You’re not free from any responses to your photos though. There’s a good chance that a police officer would question a 40-year-old man taking photos of kids in a park.
2. An Officer’s Request
It’s unfortunate that officers are often scary to people who don’t know what they did wrong. In these situations, it can be easy to give the officer whatever they want.
But this is not a good practice, and it can lead to bad consequences. And even if you did something wrong, officers aren’t allowed to infringe on your rights.
Instead, you should know your rights when an officer asks to do something. Some requests are mandatory, and others give you a choice. But most officers phrase all requests like demands.
For example, officers can ask for your license and registration. But that’s it! If they ask any other questions, you should feel free to say no.
3. Searching Your Car
Nobody likes it when they get pulled over, but it happens to the best of us. When it does, you need to know your rights.
While it’s unlikely to happen unless you’re breaking the law, an officer may request to search your car. If an officer requests, say no. They don’t have a right to search.
There is an exception to this. If an officer has probable cause, they can search your car, and they don’t even have to ask you.
Officers have probable cause when they have evidence to believe you are doing a crime. For example, if you have marijuana in your backseat, an officer can search your car.
Officers will believe they have probable cause and don’t. Unless you have something illegal, you may have to submit to a search. This is a last resort though.
4. Searching Your House
Like a car search, police officers can search your house as well. This is not an everyday occurrence, but it is a possibility that it could happen.
In general, a judge must give a police officer a warrant to search someone’s home. This process can take some time, and the officer or officers must explain why they want to search.
There are four exceptions to needing a warrant though. In these cases, officers can come in without one.
- Consent – If an officer asks to search your house and you say yes, they have the legal right to go inside. In these cases, it’s always best to say no. An officer should have a warrant if they want to come inside.
- Arrest – Police officers can search your property if they arrest you. This is to help them find any other evidence or accomplices.
- Plain View – Imagine a police officer is walking in your neighborhood. They look around and see an illegal item inside your house. In this case, the officer has the right to search.

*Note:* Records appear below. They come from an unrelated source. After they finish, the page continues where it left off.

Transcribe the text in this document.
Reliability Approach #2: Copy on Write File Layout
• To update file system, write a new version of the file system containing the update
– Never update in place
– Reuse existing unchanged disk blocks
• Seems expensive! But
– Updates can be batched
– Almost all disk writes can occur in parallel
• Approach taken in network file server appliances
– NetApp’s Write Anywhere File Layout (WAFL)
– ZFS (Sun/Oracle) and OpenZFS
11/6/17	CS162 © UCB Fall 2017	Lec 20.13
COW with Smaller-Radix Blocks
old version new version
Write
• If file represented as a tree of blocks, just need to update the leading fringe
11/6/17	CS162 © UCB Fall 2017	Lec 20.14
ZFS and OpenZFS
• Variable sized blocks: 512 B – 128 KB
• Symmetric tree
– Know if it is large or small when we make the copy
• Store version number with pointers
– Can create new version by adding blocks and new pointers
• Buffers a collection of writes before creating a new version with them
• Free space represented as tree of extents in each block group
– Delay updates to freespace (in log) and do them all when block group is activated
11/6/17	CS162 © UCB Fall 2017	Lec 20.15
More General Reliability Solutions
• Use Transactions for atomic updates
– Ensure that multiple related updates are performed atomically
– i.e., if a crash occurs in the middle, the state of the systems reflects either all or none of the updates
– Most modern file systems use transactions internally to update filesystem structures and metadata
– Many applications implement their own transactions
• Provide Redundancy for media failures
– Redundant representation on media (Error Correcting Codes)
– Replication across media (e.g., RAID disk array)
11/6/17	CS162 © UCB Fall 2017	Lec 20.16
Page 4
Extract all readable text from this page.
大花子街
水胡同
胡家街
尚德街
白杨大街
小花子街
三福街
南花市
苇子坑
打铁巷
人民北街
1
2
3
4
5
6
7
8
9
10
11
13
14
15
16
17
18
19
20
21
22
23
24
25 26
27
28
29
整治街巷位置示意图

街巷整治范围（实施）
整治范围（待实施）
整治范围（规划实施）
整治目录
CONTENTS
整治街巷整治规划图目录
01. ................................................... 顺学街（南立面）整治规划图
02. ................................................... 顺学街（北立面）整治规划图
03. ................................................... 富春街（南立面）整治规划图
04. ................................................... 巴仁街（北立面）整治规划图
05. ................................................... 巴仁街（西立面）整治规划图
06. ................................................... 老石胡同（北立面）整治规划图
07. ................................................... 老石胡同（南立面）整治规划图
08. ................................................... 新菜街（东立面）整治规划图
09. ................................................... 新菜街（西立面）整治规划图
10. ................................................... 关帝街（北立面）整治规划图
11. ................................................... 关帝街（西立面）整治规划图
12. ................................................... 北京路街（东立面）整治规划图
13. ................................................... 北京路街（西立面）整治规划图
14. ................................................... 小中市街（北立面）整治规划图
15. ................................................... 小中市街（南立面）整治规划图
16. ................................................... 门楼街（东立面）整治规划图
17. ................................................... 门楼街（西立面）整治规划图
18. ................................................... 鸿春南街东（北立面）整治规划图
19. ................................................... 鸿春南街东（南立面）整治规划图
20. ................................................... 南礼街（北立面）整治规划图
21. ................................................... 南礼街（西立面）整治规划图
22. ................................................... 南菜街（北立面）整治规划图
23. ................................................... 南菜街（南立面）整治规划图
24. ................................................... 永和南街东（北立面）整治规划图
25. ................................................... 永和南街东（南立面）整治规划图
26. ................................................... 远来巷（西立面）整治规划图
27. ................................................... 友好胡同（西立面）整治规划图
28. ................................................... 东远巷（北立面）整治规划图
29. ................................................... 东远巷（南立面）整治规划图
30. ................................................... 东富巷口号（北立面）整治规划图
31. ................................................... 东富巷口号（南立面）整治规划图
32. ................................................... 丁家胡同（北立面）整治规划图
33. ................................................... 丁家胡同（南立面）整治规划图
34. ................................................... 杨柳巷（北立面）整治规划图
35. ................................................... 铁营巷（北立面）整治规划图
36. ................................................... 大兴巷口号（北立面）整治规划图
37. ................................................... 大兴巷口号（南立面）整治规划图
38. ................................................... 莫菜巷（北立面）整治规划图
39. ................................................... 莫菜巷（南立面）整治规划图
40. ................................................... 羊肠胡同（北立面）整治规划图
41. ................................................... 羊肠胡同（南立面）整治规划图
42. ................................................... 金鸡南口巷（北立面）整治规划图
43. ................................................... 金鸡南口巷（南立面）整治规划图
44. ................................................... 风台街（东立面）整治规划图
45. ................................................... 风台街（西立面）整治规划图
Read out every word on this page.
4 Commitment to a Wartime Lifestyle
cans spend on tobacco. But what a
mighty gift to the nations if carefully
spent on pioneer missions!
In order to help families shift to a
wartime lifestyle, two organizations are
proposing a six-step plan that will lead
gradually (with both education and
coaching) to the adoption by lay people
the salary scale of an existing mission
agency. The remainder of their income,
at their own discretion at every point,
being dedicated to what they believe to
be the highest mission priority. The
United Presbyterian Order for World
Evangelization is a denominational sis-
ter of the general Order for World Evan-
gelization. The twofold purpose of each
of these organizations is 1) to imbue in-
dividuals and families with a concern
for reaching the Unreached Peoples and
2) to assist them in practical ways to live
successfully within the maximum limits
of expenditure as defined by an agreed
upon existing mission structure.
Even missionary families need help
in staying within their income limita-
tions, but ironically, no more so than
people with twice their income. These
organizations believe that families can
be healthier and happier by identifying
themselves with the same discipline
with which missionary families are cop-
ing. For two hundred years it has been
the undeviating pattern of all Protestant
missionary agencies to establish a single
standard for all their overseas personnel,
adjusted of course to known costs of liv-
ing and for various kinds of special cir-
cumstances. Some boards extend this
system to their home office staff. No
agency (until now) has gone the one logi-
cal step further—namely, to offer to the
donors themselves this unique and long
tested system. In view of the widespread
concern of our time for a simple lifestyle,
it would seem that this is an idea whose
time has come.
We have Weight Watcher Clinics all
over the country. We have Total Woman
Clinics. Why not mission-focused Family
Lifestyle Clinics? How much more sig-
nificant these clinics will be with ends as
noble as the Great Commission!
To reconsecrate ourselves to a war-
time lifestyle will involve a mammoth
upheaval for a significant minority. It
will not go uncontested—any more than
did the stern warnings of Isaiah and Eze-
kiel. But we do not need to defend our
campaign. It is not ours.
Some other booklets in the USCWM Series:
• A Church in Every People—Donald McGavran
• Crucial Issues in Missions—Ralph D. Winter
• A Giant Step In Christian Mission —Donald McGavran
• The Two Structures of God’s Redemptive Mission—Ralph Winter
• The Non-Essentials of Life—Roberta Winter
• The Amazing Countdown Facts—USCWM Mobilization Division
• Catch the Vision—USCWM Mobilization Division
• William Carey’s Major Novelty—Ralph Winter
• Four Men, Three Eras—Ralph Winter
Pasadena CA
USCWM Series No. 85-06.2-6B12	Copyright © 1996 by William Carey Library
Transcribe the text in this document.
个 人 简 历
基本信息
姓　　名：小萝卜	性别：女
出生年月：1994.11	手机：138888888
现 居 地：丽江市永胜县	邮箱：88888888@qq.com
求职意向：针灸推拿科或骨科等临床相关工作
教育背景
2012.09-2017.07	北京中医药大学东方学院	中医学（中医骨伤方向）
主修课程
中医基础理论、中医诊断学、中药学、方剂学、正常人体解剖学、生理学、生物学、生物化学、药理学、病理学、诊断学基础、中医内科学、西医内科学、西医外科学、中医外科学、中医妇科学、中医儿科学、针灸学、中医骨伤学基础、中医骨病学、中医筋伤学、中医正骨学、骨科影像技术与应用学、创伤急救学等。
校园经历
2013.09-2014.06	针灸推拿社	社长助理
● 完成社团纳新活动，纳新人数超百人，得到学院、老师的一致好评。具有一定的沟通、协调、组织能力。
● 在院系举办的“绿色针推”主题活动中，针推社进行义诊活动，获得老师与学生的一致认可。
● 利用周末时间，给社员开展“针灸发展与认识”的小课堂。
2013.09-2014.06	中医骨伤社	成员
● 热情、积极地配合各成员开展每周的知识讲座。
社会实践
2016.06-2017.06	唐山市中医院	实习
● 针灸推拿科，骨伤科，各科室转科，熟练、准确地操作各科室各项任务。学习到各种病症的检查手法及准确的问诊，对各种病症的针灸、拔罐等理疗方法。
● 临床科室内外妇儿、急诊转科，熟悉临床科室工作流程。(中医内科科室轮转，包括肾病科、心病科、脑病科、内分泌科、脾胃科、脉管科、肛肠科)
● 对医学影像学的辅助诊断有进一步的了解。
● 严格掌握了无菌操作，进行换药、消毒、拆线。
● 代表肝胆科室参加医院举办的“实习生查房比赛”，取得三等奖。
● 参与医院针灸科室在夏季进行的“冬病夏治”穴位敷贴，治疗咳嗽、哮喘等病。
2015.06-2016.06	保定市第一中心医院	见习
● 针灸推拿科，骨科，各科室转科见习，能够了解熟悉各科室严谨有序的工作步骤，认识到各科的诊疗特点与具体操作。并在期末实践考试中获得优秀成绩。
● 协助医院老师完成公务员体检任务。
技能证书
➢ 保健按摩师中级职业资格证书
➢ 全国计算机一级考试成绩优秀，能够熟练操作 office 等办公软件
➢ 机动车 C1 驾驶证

- Dire Circumstances – If you run away from the police and hide in your house, they do not have to get a warrant to go inside. And if they think a bomb is about to explode in a house, a warrant is not necessary.
5. Using Your Phone While Driving
Almost every state has some type of ban on phone usage while driving. The only exception is Montana as they have no bans.
All states except three have a complete ban on texting while driving. Missouri and Arizona place bans on younger people alone.
Sixteen states have bans on talking on the phone and driving. The punishments vary by state. Make sure to see what yours are.
If you’re caught using your phone, chances are nobody will arrest you, but you might get a fine.
6. The Right to Remain Silent
If an officer is speaking to you, you have the right to remain silent. The law requires police officers to tell you this when they arrest you.
But you also have the same right before the arrest. Invoking this right could save you from saying something incriminating.
When you choose to stay silent, you have to tell the officer that you are. You can say something as simple as, “I’m invoking my right to remain silent.”
7. You Can Get A Lawyer for Free
If you go to jail, you won’t have to spend money on a lawyer if you can’t afford one. The government pays court-appointed lawyers to work for you.
Now you don’t worry about the cost of a lawyer. This should be a relief for you, but getting out of jail after an arrest may be harder.
Bail bondsmen will help you get out of jail until your lawyer can get the judge off your back. Don’t know how bail bondsmen work? Read more here.
Know Your Legal Rights
Now that you know the most important legal rights, you should be ready for anything. Don’t let yourself get caught in a bad situation.